RThPh 2008/II-III, p. 171-184.

Nathalie MAILLARD ROMAGNOLI
Le perfectionnisme de J. S. Mill, en discussion avec L’éthique aujourd’hui de Ruwen Ogien

Résumé
Dans son ouvrage L’éthique aujourd’hui. Maximalistes et minimalistes, Ruwen Ogien limite le champ de la morale aux injustices commises à l’égard d’autrui, ce que nous nous faisons à nous-mêmes étant moralement indifférent. Cette position s’inspire explicitement de la conception sociale de la moralité défendue par John Stuart Mill dans l’essai De la liberté. Or, s’il existe bien, chez Mill une restriction du domaine moral aux torts commis envers autrui, nous voulons montrer cependant que, chez l’auteur anglo-saxon, le rapport à soi n’est pas, comme c’est le cas chez Ogien, «moralement» indifférent.
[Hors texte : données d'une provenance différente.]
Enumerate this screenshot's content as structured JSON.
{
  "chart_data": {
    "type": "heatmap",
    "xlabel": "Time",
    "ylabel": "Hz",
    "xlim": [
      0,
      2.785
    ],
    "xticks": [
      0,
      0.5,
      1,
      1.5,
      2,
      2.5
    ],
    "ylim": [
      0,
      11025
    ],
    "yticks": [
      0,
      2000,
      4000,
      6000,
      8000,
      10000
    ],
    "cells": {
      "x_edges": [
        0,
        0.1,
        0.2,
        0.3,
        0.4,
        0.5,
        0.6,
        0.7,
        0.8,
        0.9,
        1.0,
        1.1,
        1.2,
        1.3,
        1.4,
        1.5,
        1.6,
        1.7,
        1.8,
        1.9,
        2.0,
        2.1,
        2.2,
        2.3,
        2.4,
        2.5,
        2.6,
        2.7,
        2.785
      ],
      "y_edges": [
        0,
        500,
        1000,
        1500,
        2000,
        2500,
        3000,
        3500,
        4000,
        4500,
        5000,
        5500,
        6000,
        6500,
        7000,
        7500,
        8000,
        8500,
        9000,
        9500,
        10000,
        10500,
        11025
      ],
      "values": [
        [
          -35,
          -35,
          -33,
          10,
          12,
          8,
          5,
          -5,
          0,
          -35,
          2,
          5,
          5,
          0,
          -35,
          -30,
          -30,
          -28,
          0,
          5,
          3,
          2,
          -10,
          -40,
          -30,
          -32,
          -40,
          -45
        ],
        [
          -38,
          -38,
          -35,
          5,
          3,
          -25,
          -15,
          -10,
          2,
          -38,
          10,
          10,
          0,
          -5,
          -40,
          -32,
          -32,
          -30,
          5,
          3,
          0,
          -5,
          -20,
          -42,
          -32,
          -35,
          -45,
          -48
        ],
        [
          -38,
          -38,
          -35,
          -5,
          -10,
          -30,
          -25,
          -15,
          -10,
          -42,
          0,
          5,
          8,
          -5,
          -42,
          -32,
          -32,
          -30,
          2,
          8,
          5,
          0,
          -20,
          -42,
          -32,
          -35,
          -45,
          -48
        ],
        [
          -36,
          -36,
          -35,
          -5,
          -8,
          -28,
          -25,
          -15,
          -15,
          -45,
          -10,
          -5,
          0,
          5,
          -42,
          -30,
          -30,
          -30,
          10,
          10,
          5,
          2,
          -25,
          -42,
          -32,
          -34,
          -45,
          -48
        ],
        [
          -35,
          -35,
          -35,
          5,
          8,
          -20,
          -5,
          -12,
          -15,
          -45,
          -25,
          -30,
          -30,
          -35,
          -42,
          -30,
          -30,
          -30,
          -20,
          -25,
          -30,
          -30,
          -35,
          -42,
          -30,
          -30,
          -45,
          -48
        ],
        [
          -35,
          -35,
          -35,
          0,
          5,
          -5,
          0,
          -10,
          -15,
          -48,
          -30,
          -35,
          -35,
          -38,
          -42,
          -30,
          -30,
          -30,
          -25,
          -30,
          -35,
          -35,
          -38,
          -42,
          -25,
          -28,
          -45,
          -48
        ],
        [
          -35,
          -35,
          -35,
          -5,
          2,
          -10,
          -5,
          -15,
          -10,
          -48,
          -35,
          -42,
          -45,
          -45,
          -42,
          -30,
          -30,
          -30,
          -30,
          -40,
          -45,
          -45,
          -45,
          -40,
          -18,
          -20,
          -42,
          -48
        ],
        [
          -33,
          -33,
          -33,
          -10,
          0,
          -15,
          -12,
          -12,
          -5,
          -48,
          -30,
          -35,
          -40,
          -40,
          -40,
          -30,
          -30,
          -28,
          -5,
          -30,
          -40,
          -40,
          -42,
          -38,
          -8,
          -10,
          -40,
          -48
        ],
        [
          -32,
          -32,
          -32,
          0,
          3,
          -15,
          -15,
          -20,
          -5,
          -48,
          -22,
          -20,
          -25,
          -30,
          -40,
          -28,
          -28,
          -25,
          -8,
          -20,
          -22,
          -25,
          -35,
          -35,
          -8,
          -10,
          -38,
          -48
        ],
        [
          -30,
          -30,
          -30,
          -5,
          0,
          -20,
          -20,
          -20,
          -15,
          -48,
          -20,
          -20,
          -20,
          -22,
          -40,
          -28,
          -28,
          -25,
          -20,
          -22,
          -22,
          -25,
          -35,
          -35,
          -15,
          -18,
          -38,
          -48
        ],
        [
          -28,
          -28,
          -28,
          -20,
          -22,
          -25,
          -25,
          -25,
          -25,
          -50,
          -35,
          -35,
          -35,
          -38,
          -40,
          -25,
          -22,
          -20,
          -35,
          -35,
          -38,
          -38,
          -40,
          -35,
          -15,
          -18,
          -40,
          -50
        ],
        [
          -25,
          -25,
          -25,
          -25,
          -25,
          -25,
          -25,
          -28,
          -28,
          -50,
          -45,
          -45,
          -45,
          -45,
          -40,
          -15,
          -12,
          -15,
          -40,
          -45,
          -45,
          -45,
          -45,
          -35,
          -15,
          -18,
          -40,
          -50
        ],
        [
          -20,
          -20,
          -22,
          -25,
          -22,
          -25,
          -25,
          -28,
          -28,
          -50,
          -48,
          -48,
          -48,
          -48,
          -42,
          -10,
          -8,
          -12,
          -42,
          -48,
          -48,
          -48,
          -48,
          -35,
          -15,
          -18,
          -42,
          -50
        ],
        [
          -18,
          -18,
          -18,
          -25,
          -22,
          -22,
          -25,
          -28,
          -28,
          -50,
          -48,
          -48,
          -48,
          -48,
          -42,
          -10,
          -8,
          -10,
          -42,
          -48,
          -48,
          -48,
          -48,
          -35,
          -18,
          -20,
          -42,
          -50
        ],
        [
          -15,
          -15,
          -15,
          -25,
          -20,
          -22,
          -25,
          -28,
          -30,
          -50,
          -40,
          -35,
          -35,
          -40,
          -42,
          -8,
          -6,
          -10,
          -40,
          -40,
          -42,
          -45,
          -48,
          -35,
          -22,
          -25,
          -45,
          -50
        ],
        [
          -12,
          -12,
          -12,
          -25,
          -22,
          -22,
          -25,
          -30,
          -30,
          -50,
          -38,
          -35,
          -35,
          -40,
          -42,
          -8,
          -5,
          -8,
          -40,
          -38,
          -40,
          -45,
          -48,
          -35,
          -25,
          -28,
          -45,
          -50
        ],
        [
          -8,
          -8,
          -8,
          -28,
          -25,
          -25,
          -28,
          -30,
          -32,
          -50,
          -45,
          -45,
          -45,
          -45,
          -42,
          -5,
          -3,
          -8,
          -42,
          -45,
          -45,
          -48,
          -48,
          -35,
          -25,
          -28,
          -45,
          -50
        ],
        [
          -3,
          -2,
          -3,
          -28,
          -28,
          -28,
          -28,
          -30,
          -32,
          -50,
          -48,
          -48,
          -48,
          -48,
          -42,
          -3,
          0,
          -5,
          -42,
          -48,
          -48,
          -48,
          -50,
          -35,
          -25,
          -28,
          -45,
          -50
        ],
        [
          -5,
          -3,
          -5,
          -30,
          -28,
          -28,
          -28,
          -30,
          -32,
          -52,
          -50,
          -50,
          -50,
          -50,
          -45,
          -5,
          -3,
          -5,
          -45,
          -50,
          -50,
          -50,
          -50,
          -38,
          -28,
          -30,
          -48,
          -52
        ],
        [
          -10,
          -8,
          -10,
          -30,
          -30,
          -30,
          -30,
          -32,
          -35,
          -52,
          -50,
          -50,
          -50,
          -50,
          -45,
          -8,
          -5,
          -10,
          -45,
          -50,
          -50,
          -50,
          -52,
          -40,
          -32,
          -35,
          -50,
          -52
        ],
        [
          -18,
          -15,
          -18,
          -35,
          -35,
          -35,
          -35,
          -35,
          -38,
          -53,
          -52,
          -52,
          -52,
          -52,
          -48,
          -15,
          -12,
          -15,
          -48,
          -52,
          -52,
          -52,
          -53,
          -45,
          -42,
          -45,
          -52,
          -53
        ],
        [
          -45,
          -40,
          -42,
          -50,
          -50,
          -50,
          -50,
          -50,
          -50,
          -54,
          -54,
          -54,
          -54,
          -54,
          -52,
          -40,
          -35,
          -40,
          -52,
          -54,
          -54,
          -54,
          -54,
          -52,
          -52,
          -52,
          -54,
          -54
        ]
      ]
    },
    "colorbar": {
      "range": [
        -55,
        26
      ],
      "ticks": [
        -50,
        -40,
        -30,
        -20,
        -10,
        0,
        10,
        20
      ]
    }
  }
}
Mais le «souci de soi» s’exprime toutefois dans un registre différent – celui de la «vie bonne» – de celui qui concerne le rapport à autrui.

N. Maillard Romagnoli, The perfectionism of J. S. Mill and Ruwen Ogien’s L’Ethique aujourd’hui, RThPh 2008/II-III, p. 171-184.
In his L’Ethique aujourd’hui. Maximalistes et minimalistes, R. Ogien limits the moral field to injustices committed against others, what we do to ourselves being morally indifferent. His point of view is explicitly inspired by the social conception of morality defended by J. S. Mill in his essay On Liberty. We wish to show, however, that, if there is in Mill a restriction of the moral domain to wrongs committed against others, for him, the relation to oneself is not, as in the case of Ogien, “morally” indifferent. The Anglo-Saxon philosopher situates care for oneself in rather a different register – that of the “good life” – from what concerns relations to others.